The Supreme Court just handed down another 5-4 ruling, with Chief Justice John Roberts joining the minority, that senselessly elevates religious worship over public safety. In this case, they barred California from limiting in-home gatherings to members of three households on the grounds that it violates people’s constitutional right to hold private religious services.

The reasoning is confounding. California’s restriction says nothing specific about religion. It’s purpose is to prevent COVID-19 super-spreader events from occurring through large private gatherings. The plaintiffs argue, however, that there are commercial activities that are permitted that are at least as hazardous as any home gathering and that, therefore, the policy discriminates against religion. If so, it also discriminates against knitters, cookouts for the soccer team, chess clubs, and competitive Pictionary night.

Lower courts, including a three-person Republican-nominated panel of the 9th-Circuit of Appeals, did not have trouble understanding the facts of this case, and they upheld the restrictions. But the five super-conservative members of the Supreme Court, including three Trump-appointed Justices, decided that it is wrong to restrict household gatherings when commercial gatherings are permitted.

The Supreme Court late Friday night lifted California’s restrictions on religious gatherings in private homes, saying they could not be enforced to bar prayer meetings, Bible study classes and the like. The court’s brief, unsigned order followed earlier ones striking down limits on attendance at houses of worship meant to combat the coronavirus…

…The majority said California had violated the Constitution by disfavoring prayer meetings. “California treats some comparable secular activities more favorably than at-home religious exercise, permitting hair salons, retail stores, personal care services, movie theaters, private suites at sporting events and concerts and indoor restaurants,” the opinion said.

If you’re confused about why these two categories are treated differently, here’s a tip:

A divided three-judge panel of the Ninth Circuit, in San Francisco, refused to block that ruling while an appeal moved forward. It did not matter, the majority reasoned, that some commercial activities were arguably treated more favorably than private gatherings in homes.

“The state reasonably concluded that when people gather in social settings, their interactions are likely to be longer than they would be in a commercial setting; that participants in a social gathering are more likely to be involved in prolonged conversations; that private houses are typically smaller and less ventilated than commercial establishments; and that social distancing and mask-wearing are less likely in private settings and enforcement is more difficult,” Judges Milan D. Smith Jr. and Bridget S. Bade wrote, summarizing the trial court’s findings.

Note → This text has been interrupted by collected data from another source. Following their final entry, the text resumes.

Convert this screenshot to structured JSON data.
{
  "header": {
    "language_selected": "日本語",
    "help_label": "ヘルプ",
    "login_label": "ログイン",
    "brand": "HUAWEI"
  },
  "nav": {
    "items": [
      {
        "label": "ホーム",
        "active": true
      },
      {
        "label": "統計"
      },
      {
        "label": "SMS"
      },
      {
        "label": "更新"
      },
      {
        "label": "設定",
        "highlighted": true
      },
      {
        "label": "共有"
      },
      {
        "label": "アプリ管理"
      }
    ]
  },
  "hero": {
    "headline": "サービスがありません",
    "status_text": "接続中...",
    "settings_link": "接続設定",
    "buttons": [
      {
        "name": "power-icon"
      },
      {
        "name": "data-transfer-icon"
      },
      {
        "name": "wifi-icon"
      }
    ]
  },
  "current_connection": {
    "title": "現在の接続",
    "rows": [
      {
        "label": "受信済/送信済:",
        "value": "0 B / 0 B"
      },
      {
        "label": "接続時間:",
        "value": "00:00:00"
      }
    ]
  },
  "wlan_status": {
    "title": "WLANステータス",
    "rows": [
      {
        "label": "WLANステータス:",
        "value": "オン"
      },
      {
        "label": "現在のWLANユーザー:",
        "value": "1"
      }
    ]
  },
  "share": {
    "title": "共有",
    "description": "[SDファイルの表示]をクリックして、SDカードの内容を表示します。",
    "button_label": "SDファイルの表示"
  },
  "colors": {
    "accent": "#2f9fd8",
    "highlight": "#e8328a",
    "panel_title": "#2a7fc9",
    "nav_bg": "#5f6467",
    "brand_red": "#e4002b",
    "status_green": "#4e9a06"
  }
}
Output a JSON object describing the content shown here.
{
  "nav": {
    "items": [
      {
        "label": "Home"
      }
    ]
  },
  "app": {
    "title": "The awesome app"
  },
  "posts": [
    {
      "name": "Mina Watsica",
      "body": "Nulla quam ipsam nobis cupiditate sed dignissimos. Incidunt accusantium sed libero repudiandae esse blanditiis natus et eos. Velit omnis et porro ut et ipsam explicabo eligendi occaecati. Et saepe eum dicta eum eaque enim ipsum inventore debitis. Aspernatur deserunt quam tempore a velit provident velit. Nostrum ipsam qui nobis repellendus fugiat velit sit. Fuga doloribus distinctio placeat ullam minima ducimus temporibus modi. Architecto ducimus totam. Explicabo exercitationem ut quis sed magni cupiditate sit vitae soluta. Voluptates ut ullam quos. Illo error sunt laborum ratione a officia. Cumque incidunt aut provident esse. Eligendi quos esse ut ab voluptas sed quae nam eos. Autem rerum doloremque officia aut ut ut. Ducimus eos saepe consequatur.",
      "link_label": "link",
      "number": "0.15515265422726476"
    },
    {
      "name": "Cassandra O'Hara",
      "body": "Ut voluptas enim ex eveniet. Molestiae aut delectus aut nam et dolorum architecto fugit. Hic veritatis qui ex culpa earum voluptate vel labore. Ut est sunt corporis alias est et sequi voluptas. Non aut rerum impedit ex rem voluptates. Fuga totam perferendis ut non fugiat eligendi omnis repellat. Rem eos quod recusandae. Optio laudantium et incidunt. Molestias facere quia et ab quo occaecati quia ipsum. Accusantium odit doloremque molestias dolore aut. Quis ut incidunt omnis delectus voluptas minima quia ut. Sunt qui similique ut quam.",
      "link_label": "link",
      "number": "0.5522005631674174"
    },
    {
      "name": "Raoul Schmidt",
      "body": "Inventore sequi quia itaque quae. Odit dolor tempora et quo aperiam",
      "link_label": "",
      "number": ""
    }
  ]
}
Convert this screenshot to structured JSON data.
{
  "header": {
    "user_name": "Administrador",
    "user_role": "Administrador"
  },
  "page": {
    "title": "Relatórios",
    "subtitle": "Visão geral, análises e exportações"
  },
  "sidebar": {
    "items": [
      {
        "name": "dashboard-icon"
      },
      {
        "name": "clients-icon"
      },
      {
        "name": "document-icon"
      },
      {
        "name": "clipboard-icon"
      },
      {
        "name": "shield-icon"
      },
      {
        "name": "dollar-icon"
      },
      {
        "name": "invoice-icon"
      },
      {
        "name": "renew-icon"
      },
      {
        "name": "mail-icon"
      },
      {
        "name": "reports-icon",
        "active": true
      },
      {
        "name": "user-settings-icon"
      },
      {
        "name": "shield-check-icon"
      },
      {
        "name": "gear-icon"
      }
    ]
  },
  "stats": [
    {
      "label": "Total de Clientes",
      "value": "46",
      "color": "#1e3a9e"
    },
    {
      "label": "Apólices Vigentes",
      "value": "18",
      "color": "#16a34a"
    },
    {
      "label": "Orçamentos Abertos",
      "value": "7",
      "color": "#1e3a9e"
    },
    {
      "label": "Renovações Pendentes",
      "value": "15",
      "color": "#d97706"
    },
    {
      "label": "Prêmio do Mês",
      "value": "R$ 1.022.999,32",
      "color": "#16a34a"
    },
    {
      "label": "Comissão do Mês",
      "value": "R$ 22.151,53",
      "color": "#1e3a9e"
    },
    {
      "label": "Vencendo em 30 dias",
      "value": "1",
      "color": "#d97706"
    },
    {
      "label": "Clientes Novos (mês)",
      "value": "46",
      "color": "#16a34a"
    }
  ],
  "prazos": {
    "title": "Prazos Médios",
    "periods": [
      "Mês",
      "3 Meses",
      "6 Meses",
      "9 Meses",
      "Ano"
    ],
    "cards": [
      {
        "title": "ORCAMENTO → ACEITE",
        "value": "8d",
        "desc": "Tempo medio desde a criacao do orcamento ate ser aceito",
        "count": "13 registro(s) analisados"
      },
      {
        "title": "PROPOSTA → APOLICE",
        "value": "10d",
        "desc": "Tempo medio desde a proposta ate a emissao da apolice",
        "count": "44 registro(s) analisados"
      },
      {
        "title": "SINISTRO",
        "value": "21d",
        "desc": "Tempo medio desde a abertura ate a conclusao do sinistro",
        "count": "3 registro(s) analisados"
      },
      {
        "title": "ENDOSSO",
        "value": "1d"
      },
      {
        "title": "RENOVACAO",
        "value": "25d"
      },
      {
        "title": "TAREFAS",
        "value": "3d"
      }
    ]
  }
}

There’s a rationale to the distinction based on public health, but there’s also a balance that must be forged between allowing the economy to function and doing everything possible to prevent the spread of the virus. It’s a bit of square peg to put private religious services in the commercial category, although pastors need to make a living too. Folks who have Tupperware parties or sell beauty products from home could make a commercial argument against the restrictions, but that’s not the argument here. The argument is almost the opposite, as if the only private activity that’s banned is religious in nature.

The Supreme Court no longer acts as if it has a functioning brain. And, of course, it has now limited the tools our elected  officials and health experts have to keep us safe. Assuming these restrictions were effective to some degree, the Supreme Court is basically killing people unnecessarily and making it harder to prevent the emergence of viral variants that might defeat the vaccines.

It’s a good thing President Biden has kept his campaign promise and announced the formation of a commission to study reforms to the Court.